Gradescope has something called a "dynamic rubric". This allows the grader to create a rubric during the marking. I have some difficulties with this idea. First of all conventional wisdom, and natural justice, say that the student should be provided with the rubric before the assessment, so they know how they will be graded. If the rubric is made up during marking, the student can't have had it before. Next, this removes the discipline from the assessment designer to think carefully about what they are trying to assess and how it will be marked. There could also be a lack of consistency if the rubric changes during the grading. However, if the grader has not been provided with any rubric, this would be better than nothing. It would also be useful where a problem is found with a question, and the expected answer is wrong.

Gradescope provides statistics overall and on individual questions, much the same as other online marking tools. What I had hoped for were ways for evaluating the quality of marking, between multiple graders, but there doesn't seem anything for this. There was also mention of the use of AI, but no details in the workshop. Overall Gradescope seems to have the features I would expect in any grading tool.

Before creating a complex marking scheme, educators need to stop and consider the purpose of the assessment and the cost and suffering they are causing students. In most cases school and university assessment is intended to find if the student's skills and knowledge are to a required standard. We want citizens and workers who can function in a modern society. There is no need to rank all the students, or mark them to within 1%, for this: pass/fail is sufficient.

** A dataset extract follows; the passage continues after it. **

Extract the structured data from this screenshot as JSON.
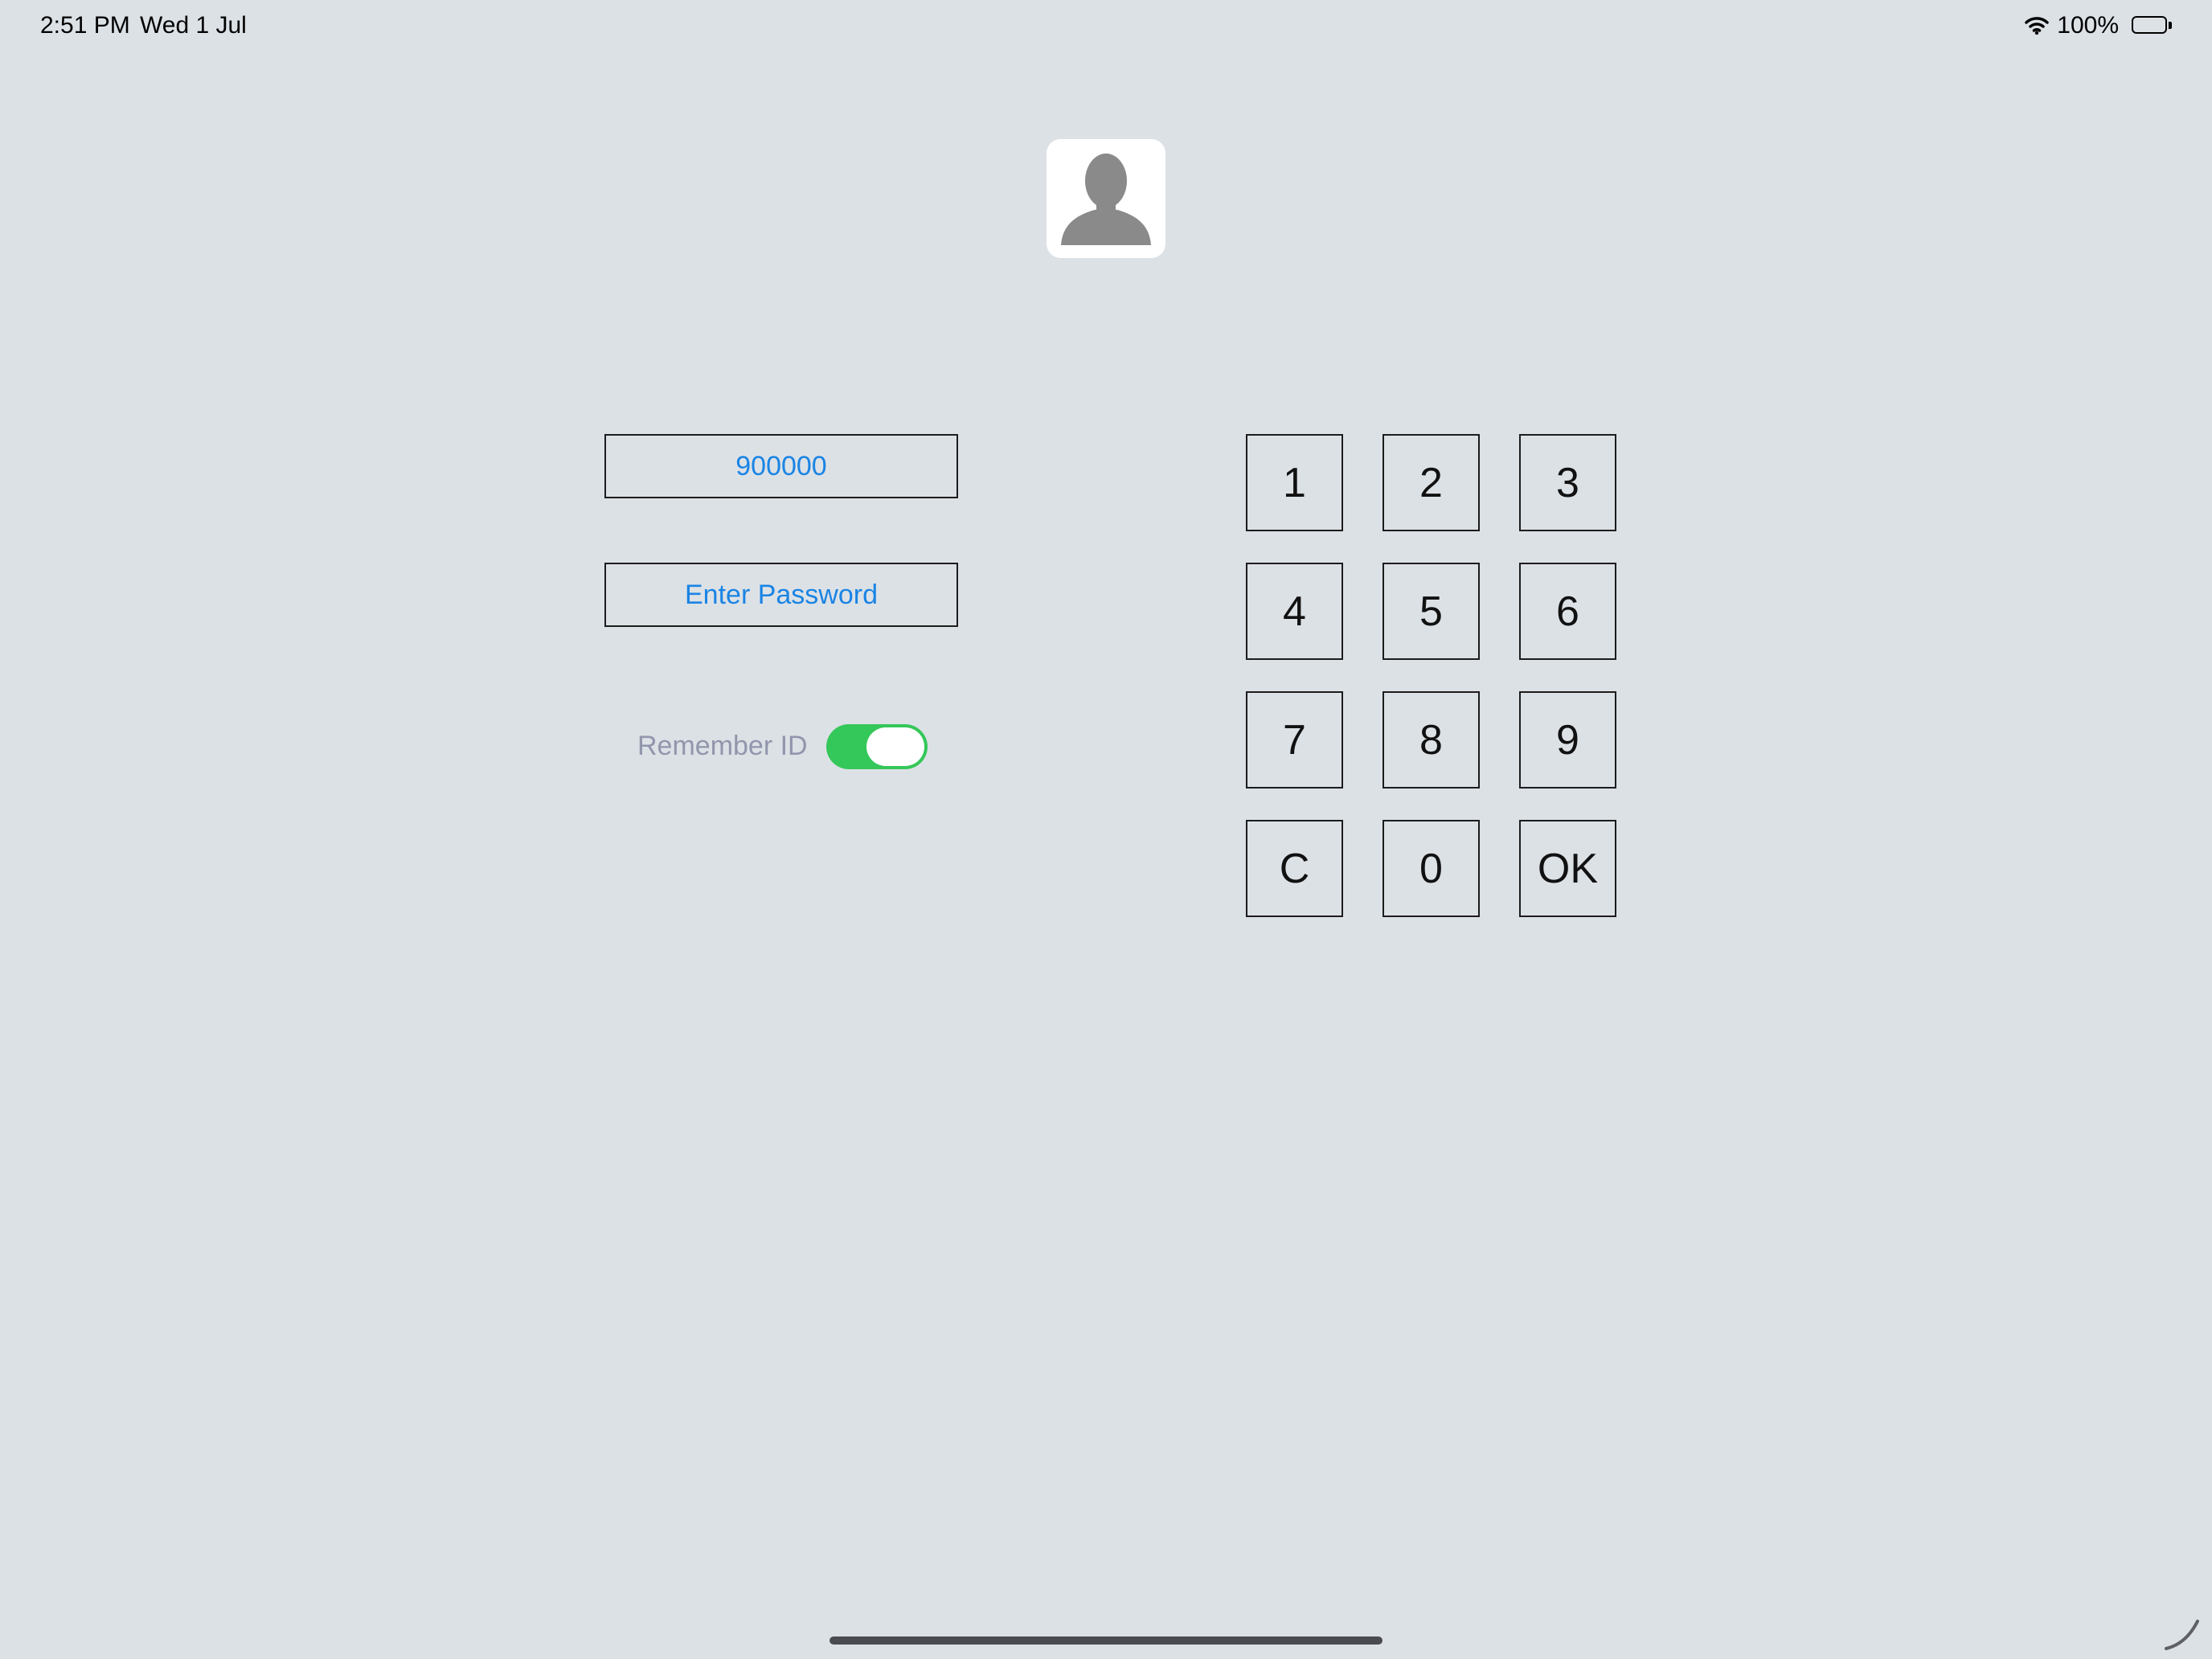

Universities might like an easy way to rank applicants, but is that really the job of schools and are school assessments really much use for that? Similarly, university academics may want to use assessment to select students for advanced research courses, but few students will be undertaking these advanced courses, so is it worth the cost of administering this assessment for all students? Outside university, no one much cares about university grades: as long as you passed, that is all that matters.